Costlier beef is raising our grocery bills, Arizona survey finds

Rising beef prices are pushing up the cost of eating at home.

New figures from the Arizona Farm Bureau Federation put the cost of 16 typical “market basket” grocery items at $48.30 for the first three months of the year.

That’s up more than $2 from the last quarter of 2018 for the same items.

But, seasonal fluctuations being what they are, it’s only slightly higher than at the same time a year ago.

Unexpectedly high prices for beef are keeping the shopping bill higher, says the Farm Bureau Federation’s Julie Murphree.

“Our beef supplies have grown in the last two years,” she said. “At the same time, retail prices have remained higher than you’d think in a well-supplied food commodity market.”

What that suggests, said Murphree, is a continued high demand for what she said is the “quality beef America produces.”

But be prepared to pay.

The sirloin tip roast that was selling for $5.82 a pound at the end of last year? The latest survey found an average price at Arizona grocery stores just short of $7 a pound.

Even ground chuck will set you back $3.75 a pound, 50 cents higher per pound than three months earlier.

There are alternatives for meat eaters.

Most notably, the price of boneless chicken breasts has dropped a whopping $1.38 a pound, to just $2.36.

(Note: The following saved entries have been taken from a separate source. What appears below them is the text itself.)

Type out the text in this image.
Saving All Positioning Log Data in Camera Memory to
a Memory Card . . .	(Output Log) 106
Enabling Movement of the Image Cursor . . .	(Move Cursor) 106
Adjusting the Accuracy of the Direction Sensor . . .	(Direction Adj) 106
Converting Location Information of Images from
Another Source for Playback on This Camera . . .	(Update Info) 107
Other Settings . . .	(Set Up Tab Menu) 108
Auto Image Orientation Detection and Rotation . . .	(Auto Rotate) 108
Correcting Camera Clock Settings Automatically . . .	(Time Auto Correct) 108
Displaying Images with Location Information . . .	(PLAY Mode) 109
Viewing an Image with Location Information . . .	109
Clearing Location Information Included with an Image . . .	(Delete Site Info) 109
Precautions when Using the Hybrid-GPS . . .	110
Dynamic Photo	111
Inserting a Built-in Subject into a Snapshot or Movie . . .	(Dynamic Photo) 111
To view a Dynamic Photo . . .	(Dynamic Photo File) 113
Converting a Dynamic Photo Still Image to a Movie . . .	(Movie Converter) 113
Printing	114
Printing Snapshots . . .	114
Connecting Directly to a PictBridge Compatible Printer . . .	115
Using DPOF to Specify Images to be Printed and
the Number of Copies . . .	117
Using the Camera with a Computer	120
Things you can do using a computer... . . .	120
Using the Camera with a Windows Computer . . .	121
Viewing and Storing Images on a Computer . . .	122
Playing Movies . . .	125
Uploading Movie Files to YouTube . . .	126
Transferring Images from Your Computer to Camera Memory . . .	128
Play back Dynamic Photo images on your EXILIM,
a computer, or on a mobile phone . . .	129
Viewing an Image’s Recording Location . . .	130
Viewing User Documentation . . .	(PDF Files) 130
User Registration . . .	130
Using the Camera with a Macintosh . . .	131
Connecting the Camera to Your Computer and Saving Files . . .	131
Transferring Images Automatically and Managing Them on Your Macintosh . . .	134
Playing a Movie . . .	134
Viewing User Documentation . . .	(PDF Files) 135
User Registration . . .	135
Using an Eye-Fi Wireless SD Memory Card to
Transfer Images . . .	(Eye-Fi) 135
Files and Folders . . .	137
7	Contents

Elsewhere on the shopping list, milk is running 24 cents a gallon higher now than three months ago.

There’s also been a spike in the price of shredded cheddar cheese, up from $3.45 a pound at the end of 2018 to $4.83 now.

There have been offsets, including a 48-cent-a-pound drop in the cost of a five-pound bag of russet potatoes; and smaller declines in the costs of orange juice, salad mix and vegetable oil.

The Farm Bureau survey is based on what its shoppers find is the cost of selected items at stores throughout the state.

It includes discounted specials. But it does not include some additional markdowns that can be available to customers with “affinity” cards that provide either online coupons or other specials.

Farm Bureau officials say the best way to stay within a budget is to create a list — and stick to it.

The cost of getting out the door gets higher when impulse items end up in the basket.

They also suggest not shopping on an empty stomach, with some studies saying that could increase the total purchase costs by up to 15 percent.

And, along the same lines, leaving the kids at home may avoid some demand for a not-really-necessary item.